Я стал прислушиваться к себе. Я был тогда еще молод. Я уже знал, что я вижу насквозь людей и дела их. Я хотел научиться мудрости. Мудрость не давалась мне — я не мог поймать птицу. Я пошел в дальний монастырь в горах, около холодного моря, в монастырь древней веры моих предков, пришедших на Острова с Большой Суши, называемый Дацан, и там молился о том, чтобы поймать птицу. Я молился долго и зажигал лампады в Дацане, и мазал душистым маслом пятки меднозеленому Будде и выпуклые ноздри — гладкой нефритовой Зеленой Таре, влюбленной глядевшей на него из темноты. Я смотрел на эту влюбленную пару, наблюдал их. Я понял: если ты владеешь Чувством, оно тебе не страшно, но тогда ты уже не чувствуешь. Ты перестаешь чувствовать. Для того, чтобы наслаждаться Чувством, надо отдаться ему, так, как женщина отдается мужчине. И я попытался влезть в женскую шкуру. Я представил себя женщиной. Мысленно я отдавался мужчине, страдал, плакал, терял сознанье от восторга, терял разум от боли, воображая себя в родах. Я прошел тот путь Дао, которым прошла моя бедная жена. Я вкусил сполна ее карму. И великое знанье Чувства открылось мне, как врата Дацана. Я понял, что спасенье одного, единого, маленького человека — в том, что ему надо научиться жить не только своим возлюбленным Чувством, но — чувствами других.

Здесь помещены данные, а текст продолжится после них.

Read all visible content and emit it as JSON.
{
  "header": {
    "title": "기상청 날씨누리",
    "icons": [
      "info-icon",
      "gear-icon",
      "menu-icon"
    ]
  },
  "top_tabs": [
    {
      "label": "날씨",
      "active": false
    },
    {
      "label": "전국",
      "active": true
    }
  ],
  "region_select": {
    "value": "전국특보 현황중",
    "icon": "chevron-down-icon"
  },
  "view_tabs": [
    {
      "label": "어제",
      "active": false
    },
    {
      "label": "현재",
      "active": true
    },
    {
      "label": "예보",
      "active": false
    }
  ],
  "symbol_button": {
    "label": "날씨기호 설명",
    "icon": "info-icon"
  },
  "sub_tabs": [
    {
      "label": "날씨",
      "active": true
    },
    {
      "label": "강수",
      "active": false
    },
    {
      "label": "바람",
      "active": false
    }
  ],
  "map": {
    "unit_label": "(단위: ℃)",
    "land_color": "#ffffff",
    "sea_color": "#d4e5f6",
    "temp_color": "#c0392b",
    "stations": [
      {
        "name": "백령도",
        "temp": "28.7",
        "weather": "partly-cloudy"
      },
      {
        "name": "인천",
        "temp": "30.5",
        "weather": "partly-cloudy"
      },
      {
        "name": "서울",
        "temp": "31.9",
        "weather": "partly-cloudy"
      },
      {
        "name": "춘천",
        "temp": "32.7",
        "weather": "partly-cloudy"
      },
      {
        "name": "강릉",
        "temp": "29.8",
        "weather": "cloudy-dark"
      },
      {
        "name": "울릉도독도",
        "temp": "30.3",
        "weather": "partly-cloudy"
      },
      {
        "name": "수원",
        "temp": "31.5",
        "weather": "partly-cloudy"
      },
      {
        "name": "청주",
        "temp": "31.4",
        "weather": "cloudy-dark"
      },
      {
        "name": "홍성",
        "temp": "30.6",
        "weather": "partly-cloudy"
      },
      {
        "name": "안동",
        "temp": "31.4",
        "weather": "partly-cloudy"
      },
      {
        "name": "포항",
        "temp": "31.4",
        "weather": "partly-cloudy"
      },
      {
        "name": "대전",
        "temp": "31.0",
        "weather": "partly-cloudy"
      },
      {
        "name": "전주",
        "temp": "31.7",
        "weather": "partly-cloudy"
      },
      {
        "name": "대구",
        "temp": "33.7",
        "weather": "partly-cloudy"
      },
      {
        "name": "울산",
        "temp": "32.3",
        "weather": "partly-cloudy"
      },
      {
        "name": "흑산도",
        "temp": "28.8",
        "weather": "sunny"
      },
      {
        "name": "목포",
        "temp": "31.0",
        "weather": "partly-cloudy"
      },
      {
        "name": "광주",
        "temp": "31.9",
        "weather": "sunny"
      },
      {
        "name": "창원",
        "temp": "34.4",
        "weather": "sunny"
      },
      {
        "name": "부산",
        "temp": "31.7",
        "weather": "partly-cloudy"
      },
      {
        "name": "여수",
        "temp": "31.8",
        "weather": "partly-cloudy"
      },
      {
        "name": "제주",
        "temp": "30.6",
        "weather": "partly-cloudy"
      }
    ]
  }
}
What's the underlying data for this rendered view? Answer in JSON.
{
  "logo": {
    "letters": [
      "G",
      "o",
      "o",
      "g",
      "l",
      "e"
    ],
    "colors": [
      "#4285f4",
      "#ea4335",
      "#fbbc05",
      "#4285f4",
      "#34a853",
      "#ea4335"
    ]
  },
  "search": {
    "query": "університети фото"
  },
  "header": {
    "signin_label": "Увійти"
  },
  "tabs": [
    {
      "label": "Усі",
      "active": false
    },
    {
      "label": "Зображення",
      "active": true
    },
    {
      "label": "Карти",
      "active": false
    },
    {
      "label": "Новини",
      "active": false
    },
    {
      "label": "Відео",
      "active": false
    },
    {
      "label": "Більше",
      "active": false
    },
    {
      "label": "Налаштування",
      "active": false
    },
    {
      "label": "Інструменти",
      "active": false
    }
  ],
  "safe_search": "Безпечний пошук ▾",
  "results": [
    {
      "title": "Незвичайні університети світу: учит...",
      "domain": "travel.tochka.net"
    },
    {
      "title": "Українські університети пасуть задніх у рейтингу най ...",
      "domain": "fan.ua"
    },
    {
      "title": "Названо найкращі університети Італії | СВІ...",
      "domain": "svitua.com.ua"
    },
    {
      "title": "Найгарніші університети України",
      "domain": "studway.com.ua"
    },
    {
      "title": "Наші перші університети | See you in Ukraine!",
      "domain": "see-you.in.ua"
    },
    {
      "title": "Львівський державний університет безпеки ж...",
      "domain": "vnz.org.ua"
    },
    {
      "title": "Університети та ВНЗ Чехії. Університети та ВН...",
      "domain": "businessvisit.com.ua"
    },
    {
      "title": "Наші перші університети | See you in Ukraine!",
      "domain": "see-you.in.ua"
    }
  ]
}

Прожить тысячу жизней. Перевоплощаться. При жизни — влезать в шкуры волков, лосей и лис; бедных приблудных собак; синичек и снегирей, клюющих зимою зерно из кормушек; женщин и мужчин, страдающих каждый по-своему. И чужие страданья и чужие радости приучат тебя глядеть спокойней, мудрее на свои. А еще — ты будешь слышать, как звучит чужое горе; будешь знать, как безудержна и велика чужая радость. И тебе счастье будет. Твое единственное счастье умножится многократно. За это заплатишь ты чувствованьем многажды чужого страданья. За все надо платить. Империя чувств — огромна, огненна. И мощен ее огненный Император. Никто не знает его имени. Каждый из нас может нацепить его корону. Каждому дозволено взойти на трон. Да по пути человек спотыкается, валится в пропасть безумья. Империя чувств так устроена, что безумье очень рядом. Слишком близко. Безумье подстерегает нас. Выживет сильнейший. Открытый чужим ветрам. Научившийся писать свои иероглифы чужой кровью.